歴史的にインフルエンザのようなウイルス性疾患は「一過性」のものと認識されており、いったん主な症状が治まれば長期的な影響は残らないという考えが主流でした。ところが、新型コロナウイルスの感染から数カ月以上が経過してもさまざまな症状が続くロングCOVIDが登場し、大きな公衆衛生上の脅威となっており、ウイルス性疾患がもたらす長期的な影響についての注目が高まっています。

COVID-19とインフルエンザの長期的影響について評価するため、アメリカのワシントン大学医学部や退役軍人省セントルイスヘルスケアシステムの研究チームは、退役軍人省のデータベースから抽出したデータを分析しました。

分析したデータには、2020年3月1日〜2022年6月30日にCOVID-19で入院した8万1280人の患者と、2015年10月1日〜2019年2月28日に季節性インフルエンザで入院した1万985人の患者が含まれていたとのこと。患者はウイルスの感染から最長18カ月後まで追跡され、死亡や再入院のリスク、臓器系に関連する94個の健康被害項目、臓器系に対する負担などについて比較されました。



分析の結果、COVID-19または季節性インフルエンザで入院した患者は、感染後18カ月にわたり死亡・再入院・健康問題のリスクが高いことが明らかになりました。
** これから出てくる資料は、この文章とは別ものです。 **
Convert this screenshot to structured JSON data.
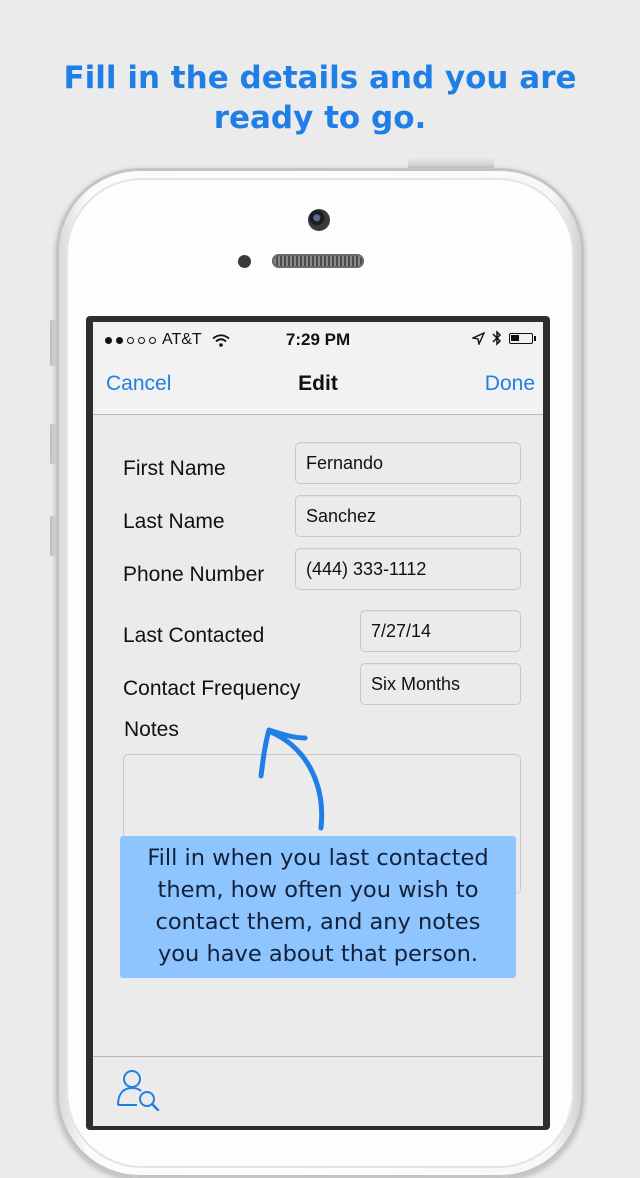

これらのリスクが最も高かったのは、いずれの病気でも感染から最初の30日以内だったとのこと。

ワシントン大学の臨床疫学者で論文の共著者であるZiyad Al-Aly医学博士は、「この研究はCOVID-19または季節性インフルエンザによる、入院後の死亡と健康被害の犠牲者の多さを示しています。健康リスクは感染後30日以内に高くなるという点が重要です。多くの人々は、COVID-19やインフルエンザは退院すれば治ったと思っています。人によってはそうかもしれませんが、私たちの研究はどちらのウイルスも長期にわたって病気を引き起こす可能性があることを示しています」と述べました。
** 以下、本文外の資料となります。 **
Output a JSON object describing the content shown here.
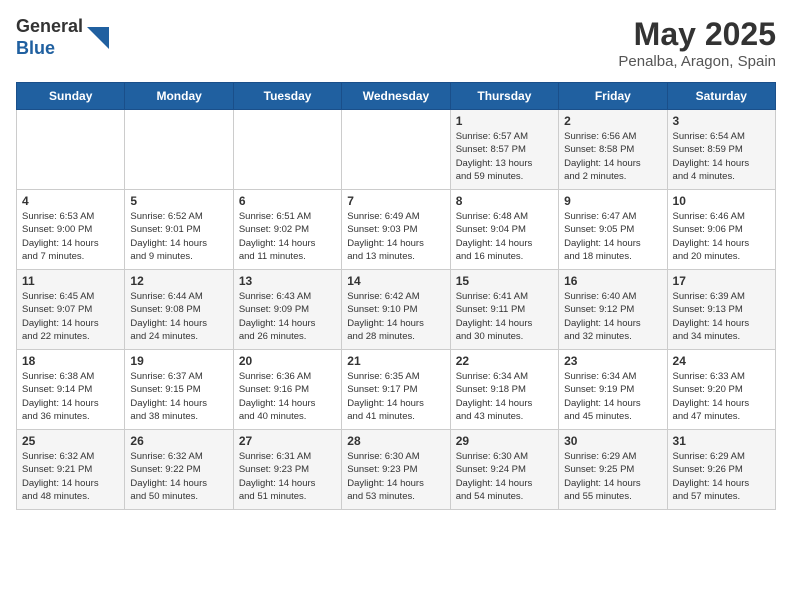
{
  "header": {
    "logo_general": "General",
    "logo_blue": "Blue",
    "main_title": "May 2025",
    "subtitle": "Penalba, Aragon, Spain"
  },
  "days_of_week": [
    "Sunday",
    "Monday",
    "Tuesday",
    "Wednesday",
    "Thursday",
    "Friday",
    "Saturday"
  ],
  "weeks": [
    [
      {
        "day": "",
        "info": ""
      },
      {
        "day": "",
        "info": ""
      },
      {
        "day": "",
        "info": ""
      },
      {
        "day": "",
        "info": ""
      },
      {
        "day": "1",
        "info": "Sunrise: 6:57 AM\nSunset: 8:57 PM\nDaylight: 13 hours\nand 59 minutes."
      },
      {
        "day": "2",
        "info": "Sunrise: 6:56 AM\nSunset: 8:58 PM\nDaylight: 14 hours\nand 2 minutes."
      },
      {
        "day": "3",
        "info": "Sunrise: 6:54 AM\nSunset: 8:59 PM\nDaylight: 14 hours\nand 4 minutes."
      }
    ],
    [
      {
        "day": "4",
        "info": "Sunrise: 6:53 AM\nSunset: 9:00 PM\nDaylight: 14 hours\nand 7 minutes."
      },
      {
        "day": "5",
        "info": "Sunrise: 6:52 AM\nSunset: 9:01 PM\nDaylight: 14 hours\nand 9 minutes."
      },
      {
        "day": "6",
        "info": "Sunrise: 6:51 AM\nSunset: 9:02 PM\nDaylight: 14 hours\nand 11 minutes."
      },
      {
        "day": "7",
        "info": "Sunrise: 6:49 AM\nSunset: 9:03 PM\nDaylight: 14 hours\nand 13 minutes."
      },
      {
        "day": "8",
        "info": "Sunrise: 6:48 AM\nSunset: 9:04 PM\nDaylight: 14 hours\nand 16 minutes."
      },
      {
        "day": "9",
        "info": "Sunrise: 6:47 AM\nSunset: 9:05 PM\nDaylight: 14 hours\nand 18 minutes."
      },
      {
        "day": "10",
        "info": "Sunrise: 6:46 AM\nSunset: 9:06 PM\nDaylight: 14 hours\nand 20 minutes."
      }
    ],
    [
      {
        "day": "11",
        "info": "Sunrise: 6:45 AM\nSunset: 9:07 PM\nDaylight: 14 hours\nand 22 minutes."
      },
      {
        "day": "12",
        "info": "Sunrise: 6:44 AM\nSunset: 9:08 PM\nDaylight: 14 hours\nand 24 minutes."
      },
      {
        "day": "13",
        "info": "Sunrise: 6:43 AM\nSunset: 9:09 PM\nDaylight: 14 hours\nand 26 minutes."
      },
      {
        "day": "14",
        "info": "Sunrise: 6:42 AM\nSunset: 9:10 PM\nDaylight: 14 hours\nand 28 minutes."
      },
      {
        "day": "15",
        "info": "Sunrise: 6:41 AM\nSunset: 9:11 PM\nDaylight: 14 hours\nand 30 minutes."
      },
      {
        "day": "16",
        "info": "Sunrise: 6:40 AM\nSunset: 9:12 PM\nDaylight: 14 hours\nand 32 minutes."
      },
      {
        "day": "17",
        "info": "Sunrise: 6:39 AM\nSunset: 9:13 PM\nDaylight: 14 hours\nand 34 minutes."
      }
    ],
    [
      {
        "day": "18",
        "info": "Sunrise: 6:38 AM\nSunset: 9:14 PM\nDaylight: 14 hours\nand 36 minutes."
      },
      {
        "day": "19",
        "info": "Sunrise: 6:37 AM\nSunset: 9:15 PM\nDaylight: 14 hours\nand 38 minutes."
      },
      {
        "day": "20",
        "info": "Sunrise: 6:36 AM\nSunset: 9:16 PM\nDaylight: 14 hours\nand 40 minutes."
      },
      {
        "day": "21",
        "info": "Sunrise: 6:35 AM\nSunset: 9:17 PM\nDaylight: 14 hours\nand 41 minutes."
      },
      {
        "day": "22",
        "info": "Sunrise: 6:34 AM\nSunset: 9:18 PM\nDaylight: 14 hours\nand 43 minutes."
      },
      {
        "day": "23",
        "info": "Sunrise: 6:34 AM\nSunset: 9:19 PM\nDaylight: 14 hours\nand 45 minutes."
      },
      {
        "day": "24",
        "info": "Sunrise: 6:33 AM\nSunset: 9:20 PM\nDaylight: 14 hours\nand 47 minutes."
      }
    ],
    [
      {
        "day": "25",
        "info": "Sunrise: 6:32 AM\nSunset: 9:21 PM\nDaylight: 14 hours\nand 48 minutes."
      },
      {
        "day": "26",
        "info": "Sunrise: 6:32 AM\nSunset: 9:22 PM\nDaylight: 14 hours\nand 50 minutes."
      },
      {
        "day": "27",
        "info": "Sunrise: 6:31 AM\nSunset: 9:23 PM\nDaylight: 14 hours\nand 51 minutes."
      },
      {
        "day": "28",
        "info": "Sunrise: 6:30 AM\nSunset: 9:23 PM\nDaylight: 14 hours\nand 53 minutes."
      },
      {
        "day": "29",
        "info": "Sunrise: 6:30 AM\nSunset: 9:24 PM\nDaylight: 14 hours\nand 54 minutes."
      },
      {
        "day": "30",
        "info": "Sunrise: 6:29 AM\nSunset: 9:25 PM\nDaylight: 14 hours\nand 55 minutes."
      },
      {
        "day": "31",
        "info": "Sunrise: 6:29 AM\nSunset: 9:26 PM\nDaylight: 14 hours\nand 57 minutes."
      }
    ]
  ]
}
今回の研究ではいずれの病気でも感染後長期間にわたる影響がみられましたが、全体としてCOVID-19の方が季節性インフルエンザよりリスクが高いこともわかっています。具体的には、追跡期間中の100人当たりの死亡率はCOVID-19患者の方が8〜9人多く、再入院は20人、ICU入りも8人ほど多かったとのことです。

また、COVID-19は調査対象となった94個の健康被害のうち64個のリスク増加と関連しており、心血管系・神経系・胃腸系などにダメージを与えていた一方、インフルエンザは狭心症・頻脈・1型糖尿病・せき・血中酸素濃度の低下・息切れという6個のリスクにしか関連していませんでした。インフルエンザがもたらすリスクのうち3個は呼吸器系に関連しており、実際にインフルエンザは追跡期間全体を通じてCOVID-19より呼吸器系へのリスクが高かったとのこと。
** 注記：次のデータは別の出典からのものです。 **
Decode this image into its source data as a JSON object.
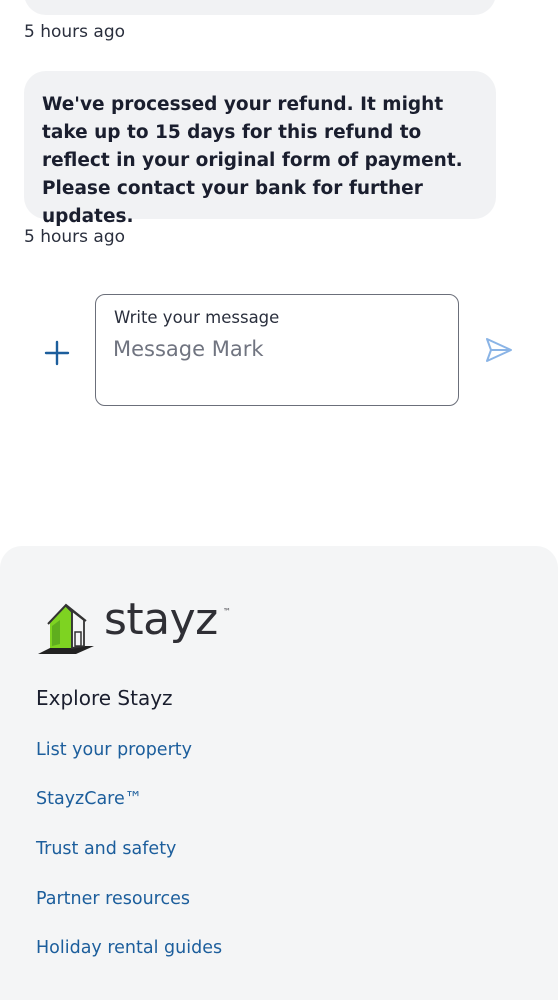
{
  "chat": {
    "earlier_timestamp": "5 hours ago",
    "message": {
      "text": "We've processed your refund. It might take up to 15 days for this refund to reflect in your original form of payment. Please contact your bank for further updates.",
      "timestamp": "5 hours ago"
    }
  },
  "composer": {
    "label": "Write your message",
    "placeholder": "Message Mark",
    "value": "",
    "add_icon": "plus-icon",
    "send_icon": "send-icon"
  },
  "footer": {
    "logo_text": "stayz",
    "logo_tm": "™",
    "section_title": "Explore Stayz",
    "links": [
      "List your property",
      "StayzCare™",
      "Trust and safety",
      "Partner resources",
      "Holiday rental guides"
    ]
  },
  "colors": {
    "accent_blue": "#1c5e9c",
    "send_icon_light_blue": "#8ab4e6",
    "bubble_bg": "#f1f2f4",
    "footer_bg": "#f4f5f6",
    "logo_green": "#7ed321"
  }
}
Al-Aly氏は、「唯一の注目すべき例外は、インフルエンザがCOVID-19よりも呼吸器系に高いリスクをもたらすことです。この点は、インフルエンザが過去100年間にわたり考えられてきたように、本当に呼吸器系のウイルスであることを示しています。比較すると、COVID-19はより攻撃的かつ無差別であり、呼吸器系だけでなく他のあらゆる臓器系を攻撃することもあり、心臓・脳・腎臓・その他の臓器に致命的または重篤な症状を引き起こす可能性が高いのです」と述べています。



Al-Aly氏は、「私たちの斬新なアプローチは、膨大な症状の長期的な健康への影響を比較しました。5年前には、『ロングインフルエンザ』の可能性を調べることなど思いもよらなかったでしょう。私たちが新型コロナウイルスから学んだ大きな教訓は、当初は短期間の病気を引き起こすだけだと考えられていた感染症が、慢性疾患を引き起こす可能性もあるということです」「パンデミック以前は、私たちはほとんどのウイルス感染症を『病気になっても数日で治る』として、取るに足らないものとして軽視する傾向がありました。しかし、それがすべてではなく、長期にわたる深刻な健康問題を抱えることになる人もいるのです。私たちはこの現実に目を覚まし、ウイルス感染症を軽視するのをやめ、ウイルス感染が慢性疾患の主な要因であることを理解する必要があります」と主張しました。